K-Number: K231130 · 2023-12-26

ApplicantSimBioSys, Inc.
Decision Date2023-12-26
Product CodeQIH
Advisory CommitteeRA
DecisionSubstantially Equivalent

Device Summary

TumorSight Viz is a medical device manufactured by SimBioSys, Inc.. It received FDA 510(k) clearance on 2023-12-26 under approval number K231130. The device is classified under product code QIH. It was reviewed by the RA advisory panel. FDA Decision: Substantially Equivalent.

Frequently Asked Questions

What is the TumorSight Viz?

TumorSight Viz is a medical device that received FDA 510(k) clearance on 2023-12-26. It is manufactured by SimBioSys, Inc.. The 510(k) number is K231130.

When was TumorSight Viz approved by the FDA?

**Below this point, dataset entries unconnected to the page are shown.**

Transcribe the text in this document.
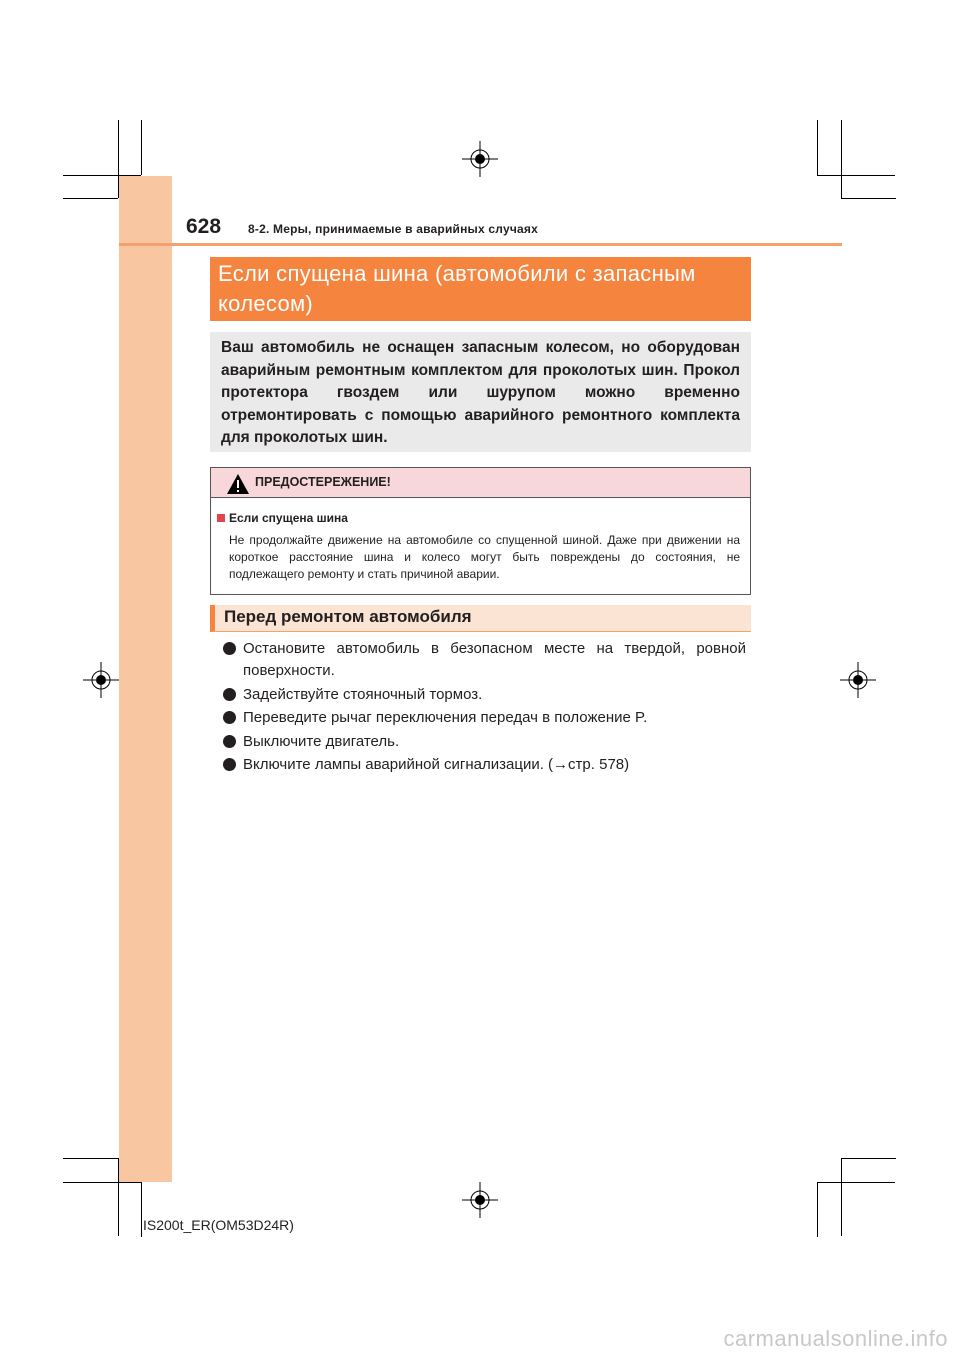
628 8-2. Меры, принимаемые в аварийных случаях
Если спущена шина (автомобили с запасным колесом)

Ваш автомобиль не оснащен запасным колесом, но оборудован аварийным ремонтным комплектом для проколотых шин. Прокол протектора гвоздем или шурупом можно временно отремонтировать с помощью аварийного ремонтного комплекта для проколотых шин.

ПРЕДОСТЕРЕЖЕНИЕ!
Если спущена шина
Не продолжайте движение на автомобиле со спущенной шиной. Даже при движении на короткое расстояние шина и колесо могут быть повреждены до состояния, не подлежащего ремонту и стать причиной аварии.
Перед ремонтом автомобиля
Остановите автомобиль в безопасном месте на твердой, ровной поверхности.
Задействуйте стояночный тормоз.
Переведите рычаг переключения передач в положение P.
Выключите двигатель.
Включите лампы аварийной сигнализации. (→стр. 578)
IS200t_ER(OM53D24R)
carmanualsonline.info
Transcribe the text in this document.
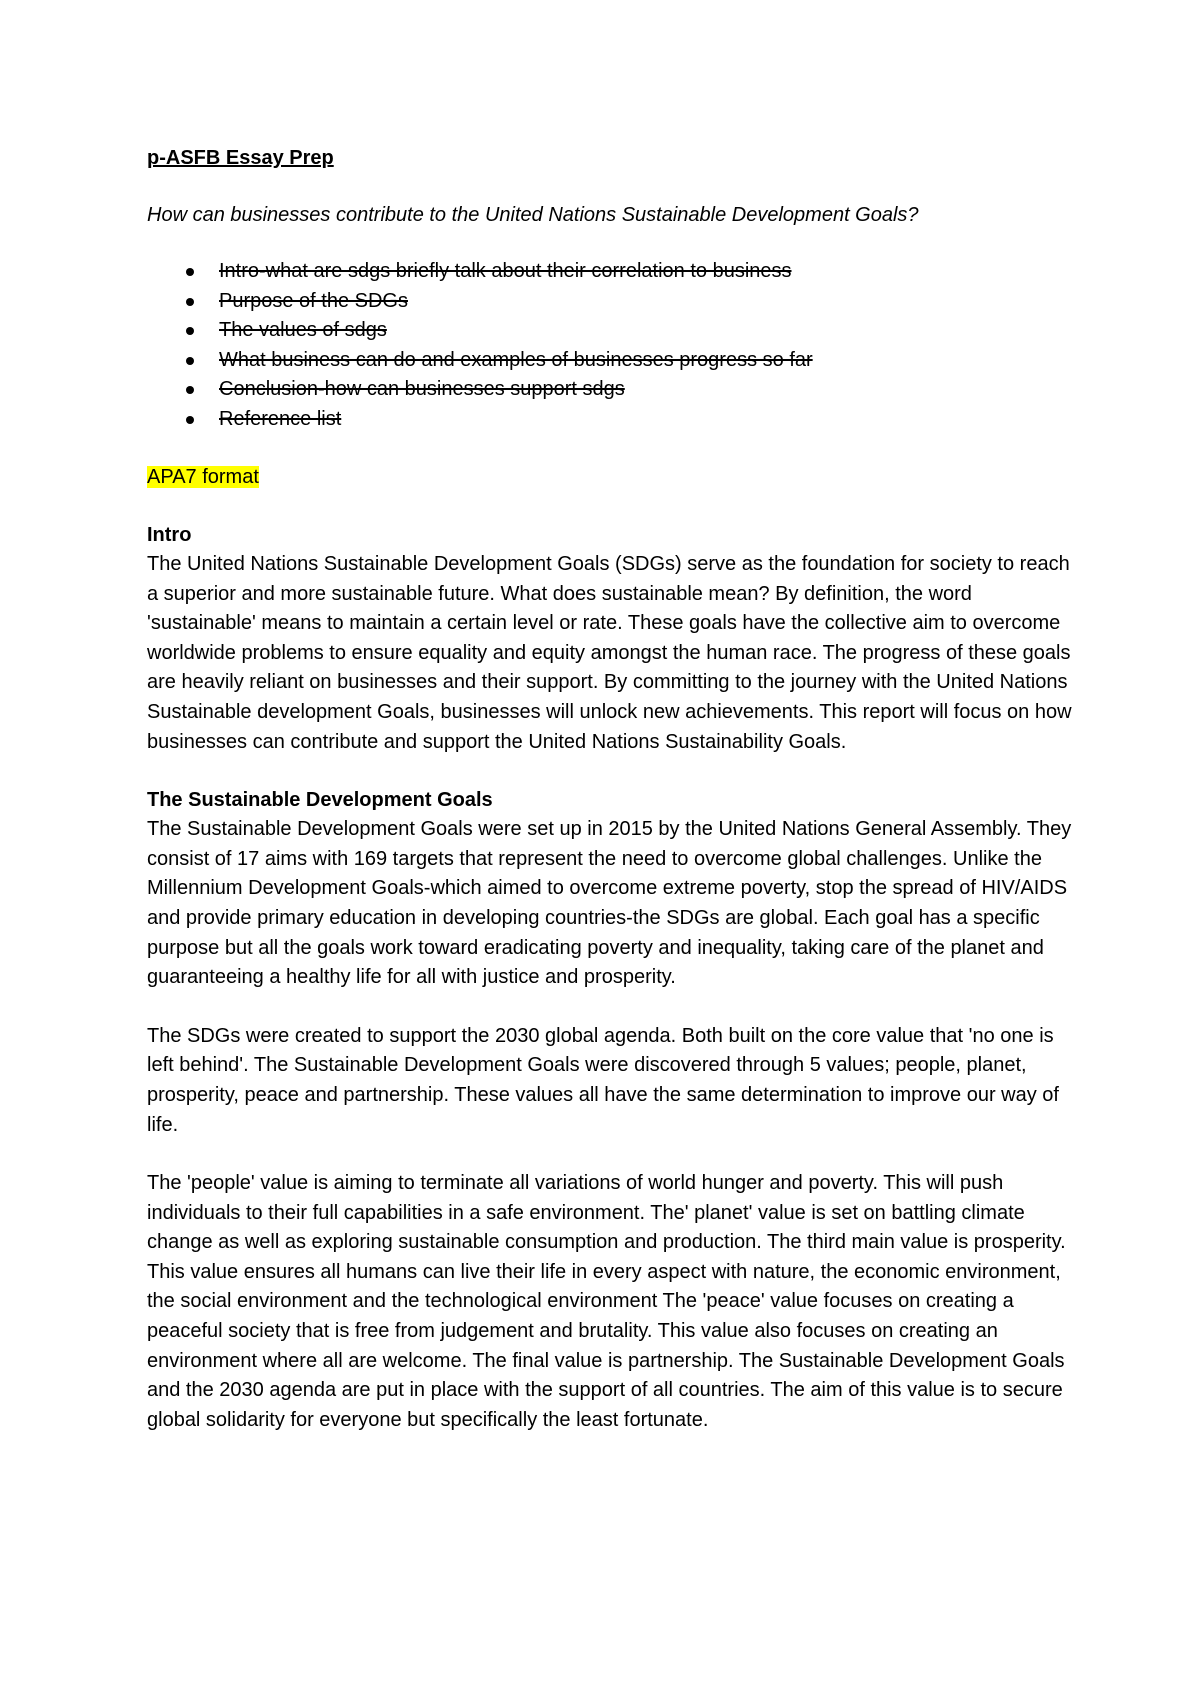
p-ASFB Essay Prep

How can businesses contribute to the United Nations Sustainable Development Goals?

Intro-what are sdgs briefly talk about their correlation to business
Purpose of the SDGs
The values of sdgs
What business can do and examples of businesses progress so far
Conclusion-how can businesses support sdgs
Reference list

APA7 format

Intro

The United Nations Sustainable Development Goals (SDGs) serve as the foundation for society to reach a superior and more sustainable future. What does sustainable mean? By definition, the word 'sustainable' means to maintain a certain level or rate. These goals have the collective aim to overcome worldwide problems to ensure equality and equity amongst the human race. The progress of these goals are heavily reliant on businesses and their support. By committing to the journey with the United Nations Sustainable development Goals, businesses will unlock new achievements. This report will focus on how businesses can contribute and support the United Nations Sustainability Goals.

The Sustainable Development Goals

The Sustainable Development Goals were set up in 2015 by the United Nations General Assembly. They consist of 17 aims with 169 targets that represent the need to overcome global challenges. Unlike the Millennium Development Goals-which aimed to overcome extreme poverty, stop the spread of HIV/AIDS and provide primary education in developing countries-the SDGs are global. Each goal has a specific purpose but all the goals work toward eradicating poverty and inequality, taking care of the planet and guaranteeing a healthy life for all with justice and prosperity.

The SDGs were created to support the 2030 global agenda. Both built on the core value that 'no one is left behind'. The Sustainable Development Goals were discovered through 5 values; people, planet, prosperity, peace and partnership. These values all have the same determination to improve our way of life.

The 'people' value is aiming to terminate all variations of world hunger and poverty. This will push individuals to their full capabilities in a safe environment. The' planet' value is set on battling climate change as well as exploring sustainable consumption and production. The third main value is prosperity. This value ensures all humans can live their life in every aspect with nature, the economic environment, the social environment and the technological environment The 'peace' value focuses on creating a peaceful society that is free from judgement and brutality. This value also focuses on creating an environment where all are welcome. The final value is partnership. The Sustainable Development Goals and the 2030 agenda are put in place with the support of all countries. The aim of this value is to secure global solidarity for everyone but specifically the least fortunate.
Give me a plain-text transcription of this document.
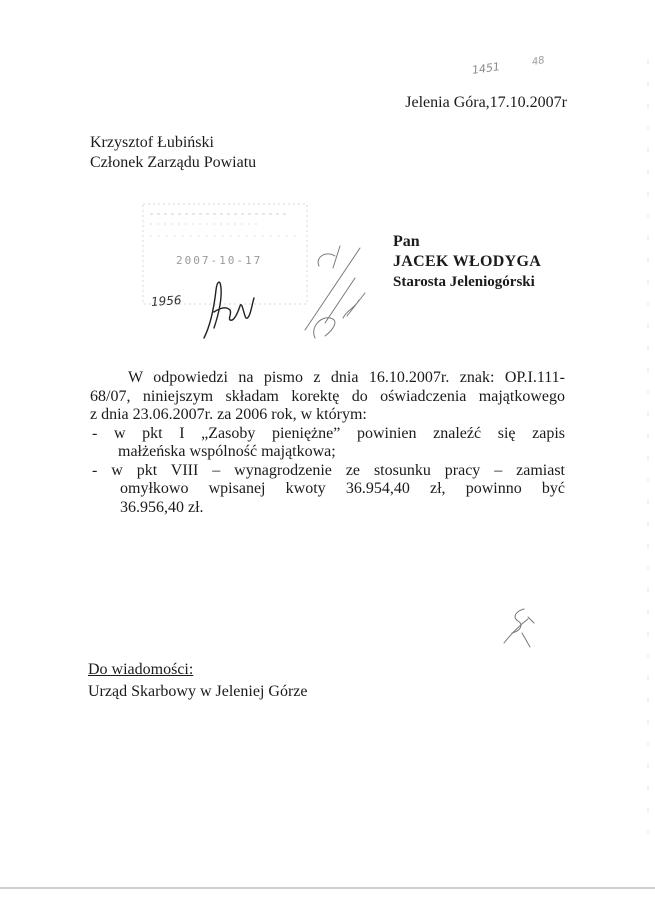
1451	48
Jelenia Góra,17.10.2007r
Krzysztof Łubiński
Członek Zarządu Powiatu
2007-10-17
1956
Pan
JACEK WŁODYGA
Starosta Jeleniogórski
W odpowiedzi na pismo z dnia 16.10.2007r. znak: OP.I.111-
68/07, niniejszym składam korektę do oświadczenia majątkowego
z dnia 23.06.2007r. za 2006 rok, w którym:
- w pkt I „Zasoby pieniężne” powinien znaleźć się zapis
małżeńska wspólność majątkowa;
- w pkt VIII – wynagrodzenie ze stosunku pracy – zamiast
omyłkowo wpisanej kwoty 36.954,40 zł, powinno być
36.956,40 zł.
Do wiadomości:
Urząd Skarbowy w Jeleniej Górze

TumorSight Viz received FDA 510(k) clearance on 2023-12-26, under approval number K231130.

What company makes TumorSight Viz?

TumorSight Viz is manufactured by SimBioSys, Inc..

What is the FDA product code for TumorSight Viz?

The FDA product code for TumorSight Viz is QIH.

Other Devices by SimBioSys, Inc.

K243189TumorSight Viz K251766TumorSight Viz

Related Devices (Code: QIH)

K191647QLAB Advanced Quantification SoftwarePhilips Health Care K191171EchoGo CoreUltromics, Ltd. K201195syngo.via MI Workflows, syngo MBFSiemens Medical Solutions USA, Inc. K202013WRDensity by Whiterabbit.aiWhiterabbit.Ai, Inc. K202546LVivo SeamlessDia Imaging Analysis, Ltd. K193283AI-Rad Companion Prostate MRSiemens Medical Solutions USA, Inc.

Official Source

View on FDA Database →

Data sourced from FDA Open API. For the most current and authoritative information, always refer to the official record.